Brunetta studia da leghista: «Napoli cancro etico e sociale»

nostro inviato a Gubbio

«Se non avessimo la Calabria, la conurbazione Napoli-Caserta, o meglio se queste zone avessero gli stessi standard del resto del Paese, l’Italia sarebbe il primo Paese in Europa». Renato Brunetta è forse il ministro meno leghista, anche a causa di qualche «problemino di tipo locale», come ammette lui stesso ripensando alle schermaglie con il partito di Bossi sul Veneto e su Venezia.

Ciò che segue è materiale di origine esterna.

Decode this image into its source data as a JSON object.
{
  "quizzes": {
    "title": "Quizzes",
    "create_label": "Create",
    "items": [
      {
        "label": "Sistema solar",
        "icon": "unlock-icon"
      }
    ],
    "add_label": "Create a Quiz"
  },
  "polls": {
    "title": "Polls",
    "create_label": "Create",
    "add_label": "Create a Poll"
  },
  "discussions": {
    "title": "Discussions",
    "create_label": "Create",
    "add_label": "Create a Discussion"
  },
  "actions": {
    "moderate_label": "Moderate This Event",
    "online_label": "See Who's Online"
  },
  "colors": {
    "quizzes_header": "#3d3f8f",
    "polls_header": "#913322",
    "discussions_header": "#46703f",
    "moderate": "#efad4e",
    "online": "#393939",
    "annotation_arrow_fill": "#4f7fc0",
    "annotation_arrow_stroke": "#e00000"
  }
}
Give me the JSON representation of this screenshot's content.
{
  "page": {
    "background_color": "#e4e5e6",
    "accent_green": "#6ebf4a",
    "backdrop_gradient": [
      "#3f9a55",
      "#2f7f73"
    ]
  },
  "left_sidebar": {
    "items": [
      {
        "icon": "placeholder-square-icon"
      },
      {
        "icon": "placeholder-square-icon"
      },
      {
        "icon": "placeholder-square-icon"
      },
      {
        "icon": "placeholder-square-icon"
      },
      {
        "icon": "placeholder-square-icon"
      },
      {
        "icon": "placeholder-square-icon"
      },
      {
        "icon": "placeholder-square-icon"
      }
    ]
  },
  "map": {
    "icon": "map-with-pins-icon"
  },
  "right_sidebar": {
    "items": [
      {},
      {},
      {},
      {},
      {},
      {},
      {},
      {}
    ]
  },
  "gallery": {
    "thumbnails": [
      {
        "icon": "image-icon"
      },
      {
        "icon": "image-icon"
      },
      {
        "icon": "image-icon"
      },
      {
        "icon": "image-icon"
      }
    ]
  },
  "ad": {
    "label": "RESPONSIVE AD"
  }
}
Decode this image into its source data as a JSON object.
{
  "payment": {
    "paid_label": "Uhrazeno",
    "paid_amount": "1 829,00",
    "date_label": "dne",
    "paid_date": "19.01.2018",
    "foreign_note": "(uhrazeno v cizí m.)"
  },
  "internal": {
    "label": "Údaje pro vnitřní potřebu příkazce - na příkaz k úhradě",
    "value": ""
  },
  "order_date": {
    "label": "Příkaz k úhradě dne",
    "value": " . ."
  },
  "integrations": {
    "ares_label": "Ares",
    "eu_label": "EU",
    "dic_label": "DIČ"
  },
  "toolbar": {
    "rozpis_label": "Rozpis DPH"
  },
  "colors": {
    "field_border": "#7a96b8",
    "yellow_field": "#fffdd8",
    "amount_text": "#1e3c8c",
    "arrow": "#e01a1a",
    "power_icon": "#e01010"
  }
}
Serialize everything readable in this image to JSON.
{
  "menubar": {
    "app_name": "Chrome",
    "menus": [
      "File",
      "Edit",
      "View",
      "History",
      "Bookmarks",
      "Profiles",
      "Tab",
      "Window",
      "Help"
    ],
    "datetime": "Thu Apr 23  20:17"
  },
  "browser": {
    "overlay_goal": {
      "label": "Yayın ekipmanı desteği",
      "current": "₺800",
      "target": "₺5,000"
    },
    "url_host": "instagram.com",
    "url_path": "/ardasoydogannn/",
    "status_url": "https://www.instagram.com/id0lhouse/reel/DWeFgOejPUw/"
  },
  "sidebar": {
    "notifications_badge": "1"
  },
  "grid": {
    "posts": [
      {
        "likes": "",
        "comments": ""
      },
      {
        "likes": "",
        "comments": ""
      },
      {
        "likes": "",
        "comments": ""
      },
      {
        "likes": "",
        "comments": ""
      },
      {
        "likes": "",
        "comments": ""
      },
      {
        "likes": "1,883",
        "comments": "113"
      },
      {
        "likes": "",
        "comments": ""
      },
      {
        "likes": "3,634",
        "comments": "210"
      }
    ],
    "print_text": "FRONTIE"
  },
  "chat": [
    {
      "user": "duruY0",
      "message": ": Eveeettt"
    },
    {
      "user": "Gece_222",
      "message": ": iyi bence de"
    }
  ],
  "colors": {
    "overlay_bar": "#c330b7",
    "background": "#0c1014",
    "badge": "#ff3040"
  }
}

Ma alla Scuola di Gubbio usa argomenti molto «padani». La motivazione è spiegare quanto il federalismo sia necessario e l’intento non è tanto demonizzare il meridione e i meridionali. Anzi, quando dice cosa servirebbe per rilanciare l’immagine del governo del fare, propone di organizzare, oltre alla manifestazione di Milano, una o più iniziative del Pdl al Sud.
A Brunetta preme semmai mettere in evidenza un sistema malato ben rappresentato dalla «conurbazione» Napoli-Caserta che è «un cancro sociale e culturale. Un cancro etico, dove lo Stato non c’è, non c’è la politica, non c’è la società». Per dare un’idea, racconta di quando si tenne il primo consiglio dei ministri del governo a Napoli, tutto dedicato all’emergenza rifiuti in Campania. «La città era vuota. Qualcuno agli angoli delle strade ci faceva il segno con il dito», dice alzando il medio per mostre alla platea di militanti e quadri Pdl quale fosse il messaggio dei napoletani ai ministri appena insediati. «Gli intellettuali napoletani disquisivano se il termovalorizzatore di Acerra fosse idoneo sì o no. E stavano con la merda sopra i capelli». Mi ricordo «il freddo morale psicologico ambientale di quella giornata. Me lo ricordo. Ed è il segno più tragico, forse più dei mucchi di spazzatura per le strade, di una società, di una cultura e di una classe dirigente se non morte, tramortite».
La soluzione per Brunetta è il federalismo. «È la grande strategia di liberazione, per tutto il Sud». Se fallisce, «c’è la spaccatura del Paese». Se il governo cadesse, tutte le riforme si interromperebbero; «vincerebbero i fannulloni, lo sperpero nella sanità, vincerebbe la Fiom. Nella magistratura vincerebbe il peggior giustizialismo, il partito del deficit spending. Si metterebbero insieme i vari conservatorismi consapevoli e inconsapevoli che finora abbiamo distrutto».
E questo è anche l’appello che Brunetta rivolge ai finiani. Se escono, si renderanno responsabili del ritorno della vecchia politica, se restano possono dare un contributo al governo nel fare le riforme, bilanciando certi «conservatorismi» che il ministro vede affiorare anche nella maggioranza, ad esempio nella Lega quando si è trattato di abolire le Province. Il responsabile della Pubblica amministrazione arriva a dire che «non si sente di negare in maniera totalizzante» l’idea dei finiani che il governo sia appiattito sul Carroccio e su Giulio Tremonti. Ma ai futuristi usciti dal Pdl manda a dire che questo è l’ultimo treno per dimostrare che la loro non è solo «ipocrisia strumentale» e che vogliono parlare di merito. «Io con i finiani vorrei verificare punto per punto in Parlamento. Vedere se il loro è un bluff o una seria motivazione. Se la loro è una seria motivazione, dico evviva. Giusto alzare il livello del dibattito politico sul più riforme. Però voglio vedere dove sono i loro più e i loro meno. Se stanno dalla parte dei fannulloni, della spesa improduttiva e del peggior Mezzogiorno si accomodino.

Se la componente finiana si caratterizza come un più, come un catalizzatore riformista, che questo scandalo sia scoppiato potrebbe diventare addirittura un bene. Se invece è il cavallo di troia delle forze peggiori di questo Paese che di volta in volta tornano a galla, allora si imporranno le urne».